Tritt neben einen Anspruch auf 24stündige Behandlungspflege der gesetzlichen Krankenversicherung ein notwendig auf den gleichen Zeitraum gerichteter Anspruch auf Grundpflege der Pflegeversicherung, mag es meines Erachtens im Einzelfall sinnvoll und wirtschaftlich sein, die Leistungen der Grund- und der Behandlungspflege durch eine einzige Pflegekraft erbringen zu lassen. Dies kann aber nicht dazu führen, dass Patientinnen und Patienten für die Behandlungspflege – auf die ein umfassender Anspruch nach dem SGB V besteht – ein über die gesetzlichen Zuzahlungen hinausgehender finanzieller Aufwand entsteht.

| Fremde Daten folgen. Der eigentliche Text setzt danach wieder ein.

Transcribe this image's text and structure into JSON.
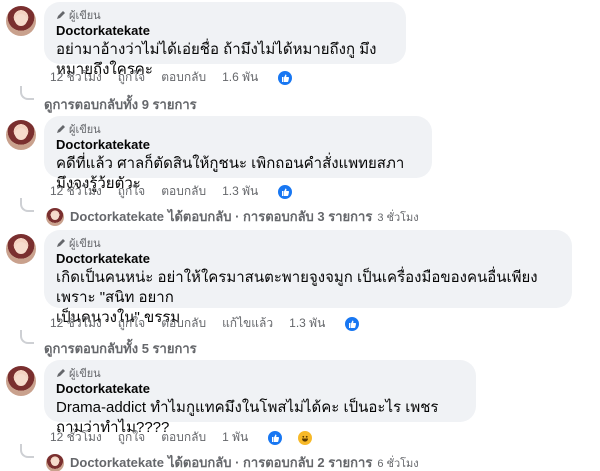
{
  "comments": [
    {
      "badge": "ผู้เขียน",
      "author": "Doctorkatekate",
      "text": "อย่ามาอ้างว่าไม่ได้เอ่ยชื่อ ถ้ามึงไม่ได้หมายถึงกู มึงหมายถึงใครคะ",
      "time": "12 ชั่วโมง",
      "like": "ถูกใจ",
      "reply": "ตอบกลับ",
      "reactions": "1.6 พัน",
      "view_replies": "ดูการตอบกลับทั้ง 9 รายการ"
    },
    {
      "badge": "ผู้เขียน",
      "author": "Doctorkatekate",
      "text": "คดีที่แล้ว ศาลก็ตัดสินให้กูชนะ เพิกถอนคำสั่งแพทยสภา มึงจงรู้ว้ยตัวะ",
      "time": "12 ชั่วโมง",
      "like": "ถูกใจ",
      "reply": "ตอบกลับ",
      "reactions": "1.3 พัน",
      "replied_by": "Doctorkatekate",
      "replied_text": "ได้ตอบกลับ · การตอบกลับ 3 รายการ",
      "replied_time": "3 ชั่วโมง"
    },
    {
      "badge": "ผู้เขียน",
      "author": "Doctorkatekate",
      "text_line1": "เกิดเป็นคนหน่ะ อย่าให้ใครมาสนตะพายจูงจมูก เป็นเครื่องมือของคนอื่นเพียงเพราะ \"สนิท อยาก",
      "text_line2": "เป็นคนวงใน\" ขรรม",
      "time": "12 ชั่วโมง",
      "like": "ถูกใจ",
      "reply": "ตอบกลับ",
      "edited": "แก้ไขแล้ว",
      "reactions": "1.3 พัน",
      "view_replies": "ดูการตอบกลับทั้ง 5 รายการ"
    },
    {
      "badge": "ผู้เขียน",
      "author": "Doctorkatekate",
      "text": "Drama-addict ทำไมกูแทคมึงในโพสไม่ได้คะ เป็นอะไร เพชรถามว่าทำไม????",
      "time": "12 ชั่วโมง",
      "like": "ถูกใจ",
      "reply": "ตอบกลับ",
      "reactions": "1 พัน",
      "replied_by": "Doctorkatekate",
      "replied_text": "ได้ตอบกลับ · การตอบกลับ 2 รายการ",
      "replied_time": "6 ชั่วโมง"
    }
  ]
}
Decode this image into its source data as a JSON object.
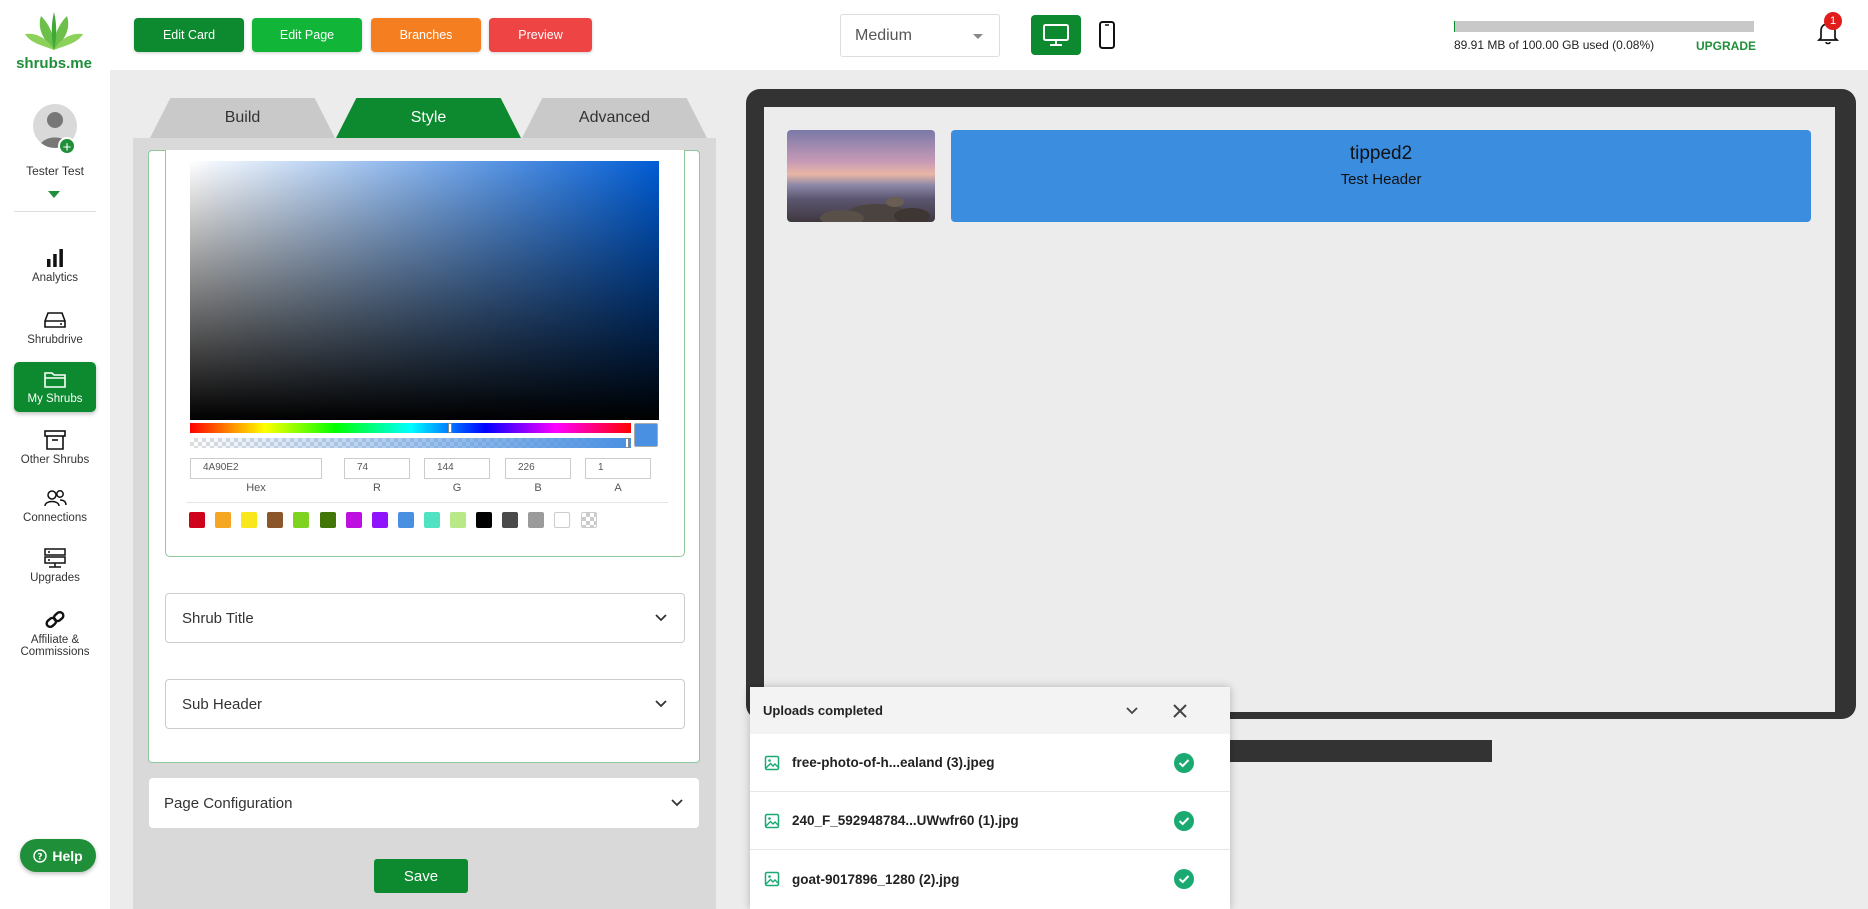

Da die finanzielle Belastung in einem solchen Fall ganz erheblich ist, habe ich diese Frage bereits aufgegriffen und mich für eine Prüfung des Handlungsbedarfs eingesetzt. Sollte Ihrer Anfrage ein konkreter Fall zugrunde liegen, wäre ich Ihnen deshalb auch für eine Übermittlung dankbar. Konkrete Fälle bieten häufig eine gute Grundlage zur Erörterung eines solchen Problems in den jeweils geeigneten Gremien.

Ich hoffe, ich konnte Ihnen mit diesen Informationen ein wenig weiterhelfen. Sollten Sie weitere Fragen haben, können Sie mein Team und mich unter der oben genannten Rufnummer erreichen.